While there is a lot of promise, getting these products to market, he said, is becoming an increasingly expensive proposition for companies even as large as his, Hawkins said.
“It is critical to note that device innovation is a dynamic, complex and often, incremental process, one that is taking longer and costing more.”
He said that device innovation, unlike that in the pharma sector, is firmly rooted in day-to-day interchange between clinicians and device manufacturers. “Fostering and honoring this collaboration with clinicians is the key to maintaining our global leadership in R&D and in new product development.
He argued that med-tech innovation spurs economic growth by returning patients more quickly to their jobs, thus generating productivity and tax revenues.
He pointed to his company’s recently FDA-approved Bryan artificial cervical disc as a key example of this.
“Patients receiving this therapy return to work as much as 26% sooner than those that are treated with the alternative therapy,” fusion surgery
Hawkins said that U.S. healthcare should be structured to reward true innovation, taking into account that the value proposition for devices often plays out over years, not days or months. “Many often put too much emphasis on the up-front costs and don’t account for the life-long benefits of the therapy,” he said.

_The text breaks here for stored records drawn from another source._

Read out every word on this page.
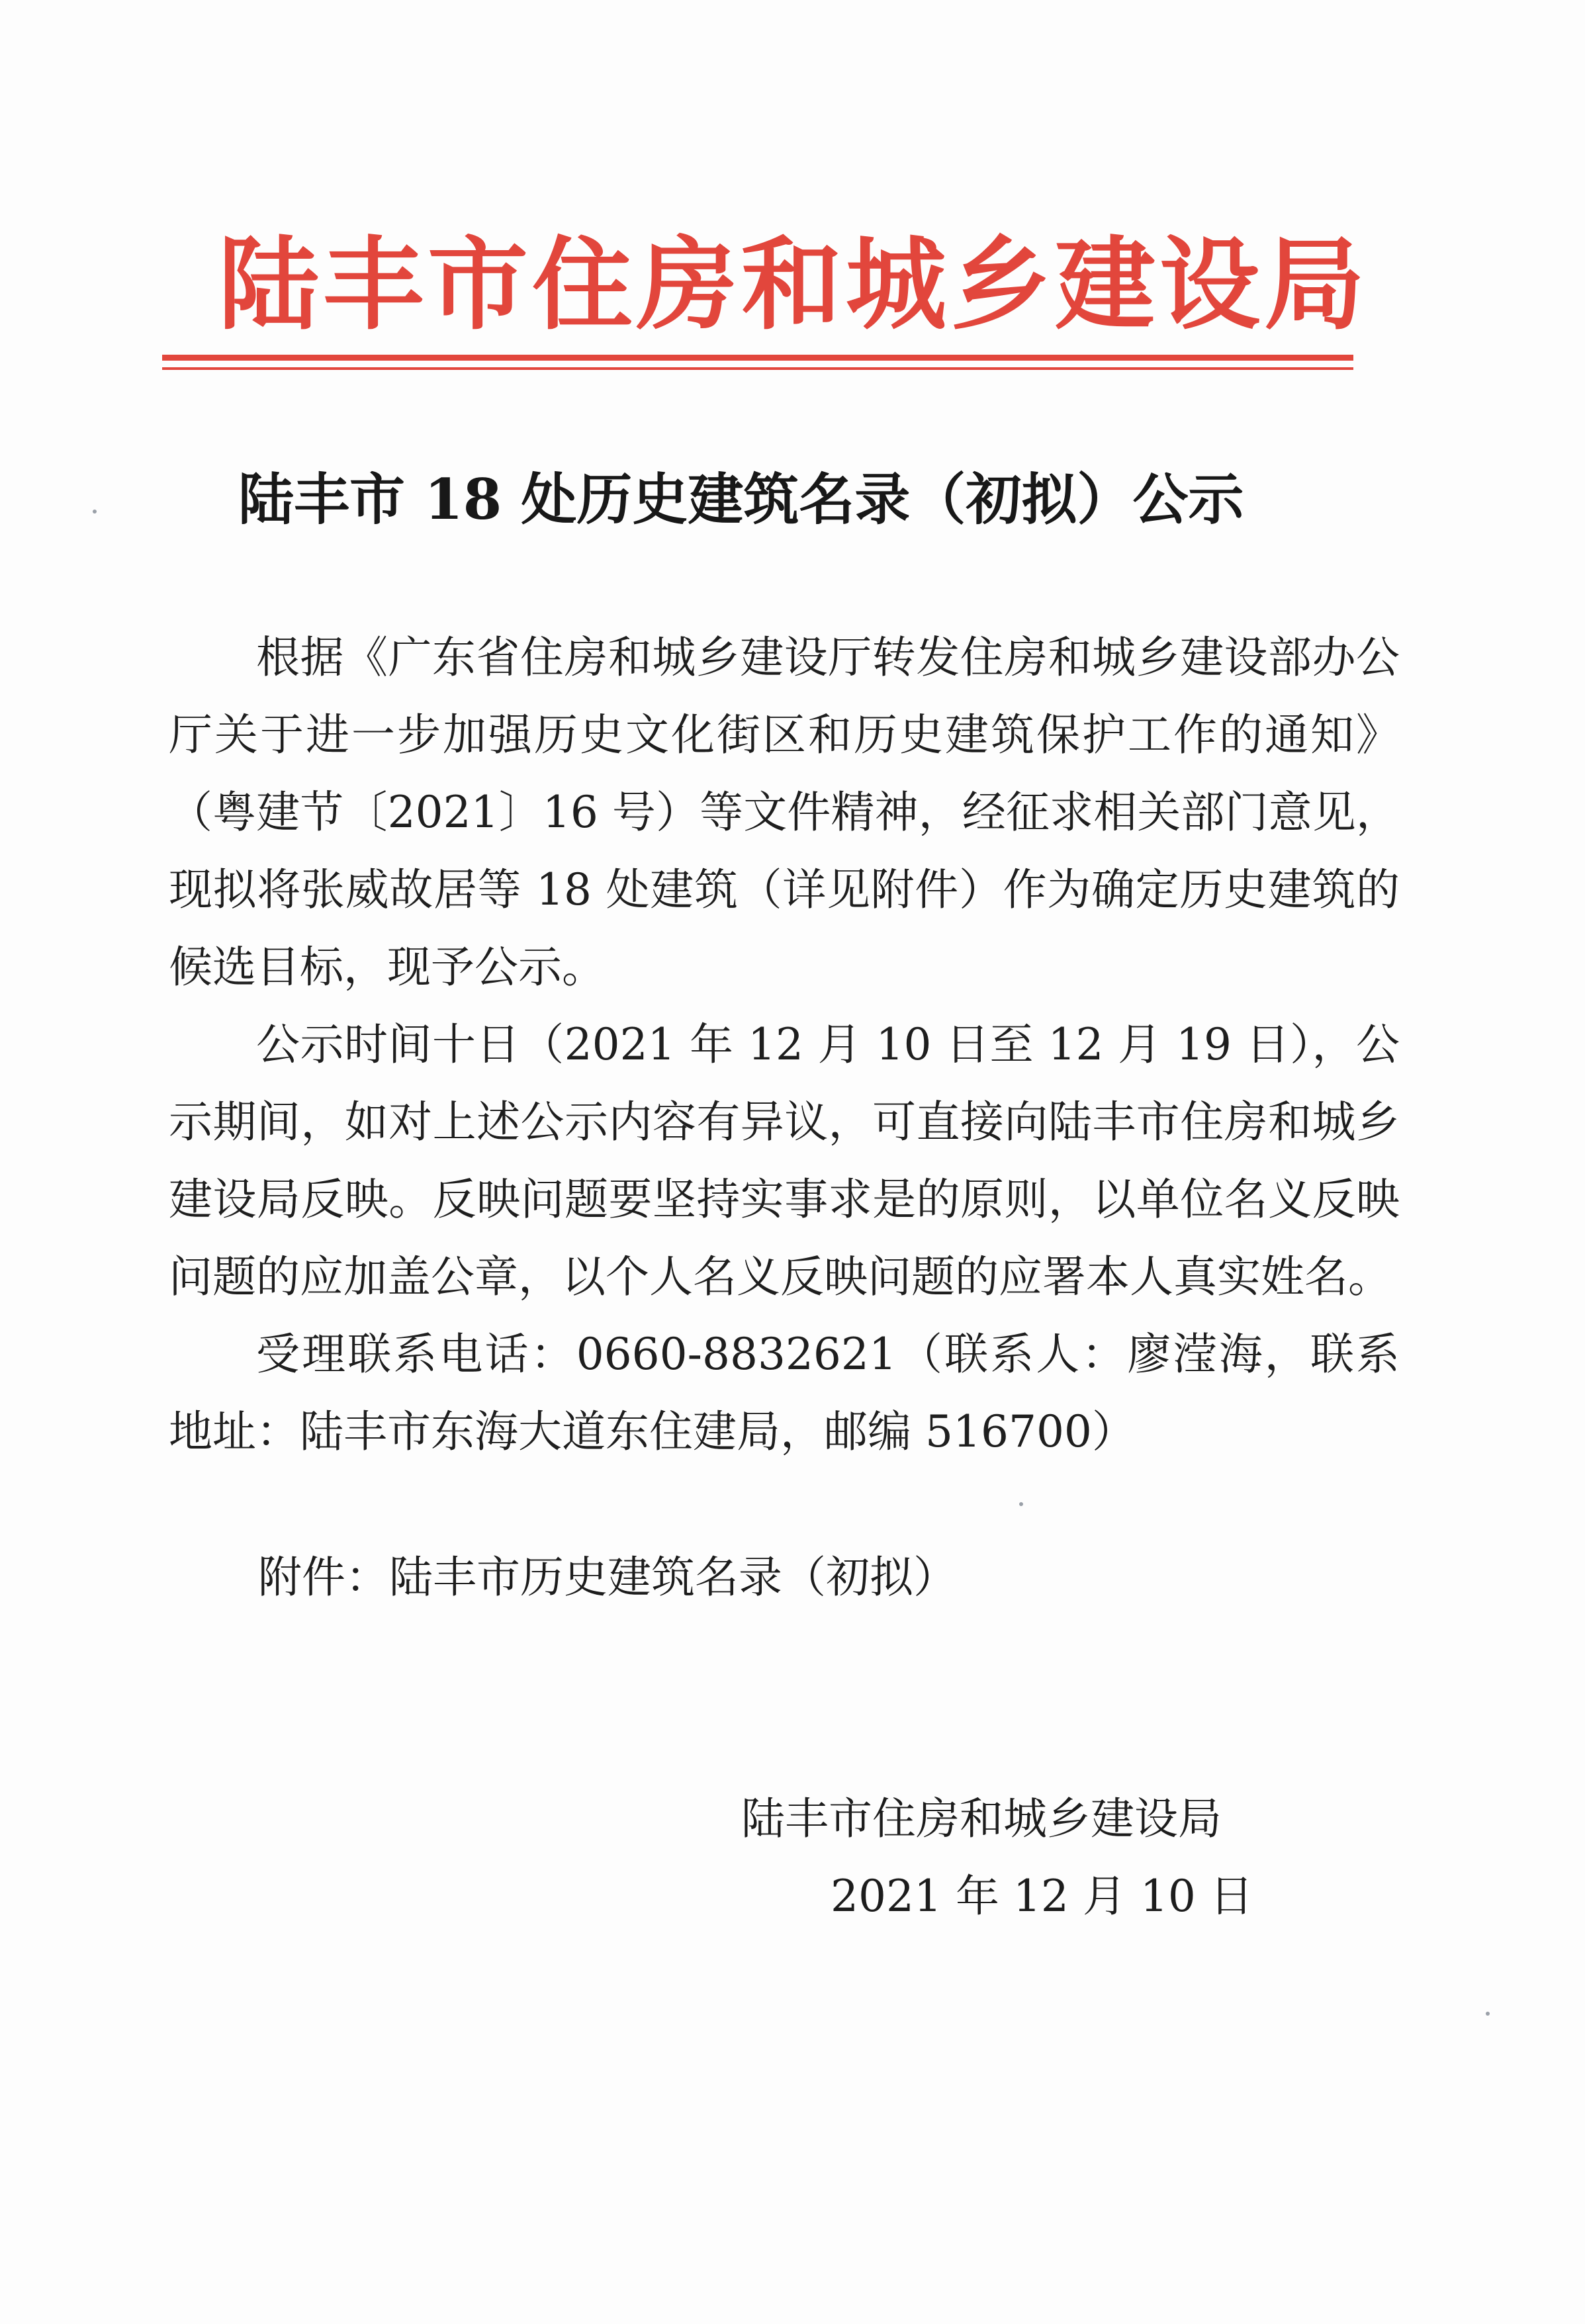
陆丰市住房和城乡建设局
陆丰市 18 处历史建筑名录（初拟）公示
根据《广东省住房和城乡建设厅转发住房和城乡建设部办公厅关于进一步加强历史文化街区和历史建筑保护工作的通知》（粤建节〔2021〕16 号）等文件精神，经征求相关部门意见，现拟将张威故居等 18 处建筑（详见附件）作为确定历史建筑的候选目标，现予公示。
公示时间十日（2021 年 12 月 10 日至 12 月 19 日），公示期间，如对上述公示内容有异议，可直接向陆丰市住房和城乡建设局反映。反映问题要坚持实事求是的原则，以单位名义反映问题的应加盖公章，以个人名义反映问题的应署本人真实姓名。
受理联系电话：0660-8832621（联系人：廖滢海，联系地址：陆丰市东海大道东住建局，邮编 516700）
附件：陆丰市历史建筑名录（初拟）
陆丰市住房和城乡建设局
2021 年 12 月 10 日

UnitedHealth Group’s Hemsley, discussing his vision for an added-value marketplace, said that the sector “is a very long way from the efficiency or maturity of other segments of the U.S. economy, and so innovating to improve our country’s performance in those dimensions benefits literally everyone.”
UnitedHealth collects and analyzes healthcare information, he said, “to monitor and assess and help improve healthcare. We believe this integrated data is helping scientists, physicians and technologists design a better healthcare experience for consumers.”
He said that UnitedHealth is a healthcare system serving some 70 million Americans and is connected contractually to about 85% of the “U.S. healthcare delivery assets,” and believes it is pioneering the use of healthcare IT.
It provides bank-style cards to nearly 20 million of its members in an attempt to improve efficiencies on the “front end,” of healthcare administration, he said. The cards contain a patient’s medical information that can be used to automatically debit money from healthcare spending accounts and automate claim submissions for a large percentage of transactions providing patient eligibility information on the spot.
“We estimate that broad adoption of this innovation ... would pull hundreds of millions of dollars out of the administration costs of healthcare and will result in more affordable premiums for consumers,” Hemsley said.
On the back end of healthcare administration costs, he said that the company hopes to bring through enterprises like UnitedHealth’s financial services business, electronic payment clearance innovation into the medical administration.
“Traditional banks don’t have the capability to process transactions of this complexity, and they’re not hooked up to the medical community as we are. I believe this model is going to become pervasive throughout the healthcare services domain.”